You'll get answers to all of your questions, which I liked. I thought the setting and most of the characters were well done, but the only part of this book that bothered me was the setting switching back and forth from Massachusetts to London.
If you're lookig for intrigue, drama, mystery, and romance, then this book is for you. It is well written and hard to put down.
But if you haven't read "The Heretic's Daughter", I don't know that you would find this book as good as it is. You are introduced to these main characters in HD (Herectic's Daughter) but the focus of that book is the kids. Wolves goes back & tells you the story of Martha & Thomas & what a tale it is.
HD is about a family whose mother is being accused of being a witch back when witch trials were prevalent & accusations we're being thrown about constantly.

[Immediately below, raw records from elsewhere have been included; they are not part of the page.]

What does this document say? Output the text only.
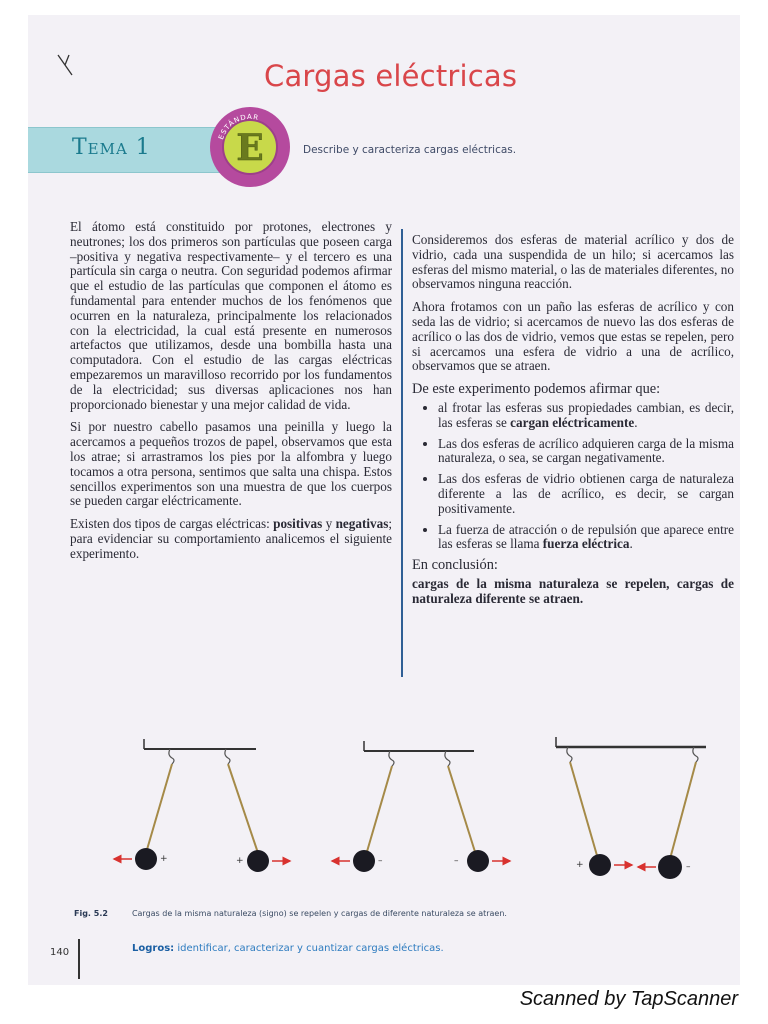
Cargas eléctricas
Tema 1	ESTÁNDAR
E	Describe y caracteriza cargas eléctricas.

El átomo está constituido por protones, electrones y neutrones; los dos primeros son partículas que poseen carga –positiva y negativa respectivamente– y el tercero es una partícula sin carga o neutra. Con seguridad podemos afirmar que el estudio de las partículas que componen el átomo es fundamental para entender muchos de los fenómenos que ocurren en la naturaleza, principalmente los relacionados con la electricidad, la cual está presente en numerosos artefactos que utilizamos, desde una bombilla hasta una computadora. Con el estudio de las cargas eléctricas empezaremos un maravilloso recorrido por los fundamentos de la electricidad; sus diversas aplicaciones nos han proporcionado bienestar y una mejor calidad de vida.

Si por nuestro cabello pasamos una peinilla y luego la acercamos a pequeños trozos de papel, observamos que esta los atrae; si arrastramos los pies por la alfombra y luego tocamos a otra persona, sentimos que salta una chispa. Estos sencillos experimentos son una muestra de que los cuerpos se pueden cargar eléctricamente.

Existen dos tipos de cargas eléctricas: positivas y negativas; para evidenciar su comportamiento analicemos el siguiente experimento.

Consideremos dos esferas de material acrílico y dos de vidrio, cada una suspendida de un hilo; si acercamos las esferas del mismo material, o las de materiales diferentes, no observamos ninguna reacción.

Ahora frotamos con un paño las esferas de acrílico y con seda las de vidrio; si acercamos de nuevo las dos esferas de acrílico o las dos de vidrio, vemos que estas se repelen, pero si acercamos una esfera de vidrio a una de acrílico, observamos que se atraen.

De este experimento podemos afirmar que:

• al frotar las esferas sus propiedades cambian, es decir, las esferas se cargan eléctricamente.
• Las dos esferas de acrílico adquieren carga de la misma naturaleza, o sea, se cargan negativamente.
• Las dos esferas de vidrio obtienen carga de naturaleza diferente a las de acrílico, es decir, se cargan positivamente.
• La fuerza de atracción o de repulsión que aparece entre las esferas se llama fuerza eléctrica.

En conclusión:

cargas de la misma naturaleza se repelen, cargas de naturaleza diferente se atraen.

+	+	–	–	+	–
Fig. 5.2	Cargas de la misma naturaleza (signo) se repelen y cargas de diferente naturaleza se atraen.
140	Logros: identificar, caracterizar y cuantizar cargas eléctricas.
Scanned by TapScanner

Wolves goes back to how this family started & tells the story of two strong people with very interesting pasts, especially Thomas.
I find all things related to mob mentality very interesting. So HD was a great read & I am so glad that Kent decided to do a second book giving us the back story on two of the central characters.
One very interesting aspect of these books is that the author is actually writing about her family- this is a past that is both factual & fictional.
I highly recommend both books, but again, please read HD first so you can appreciate Wolves.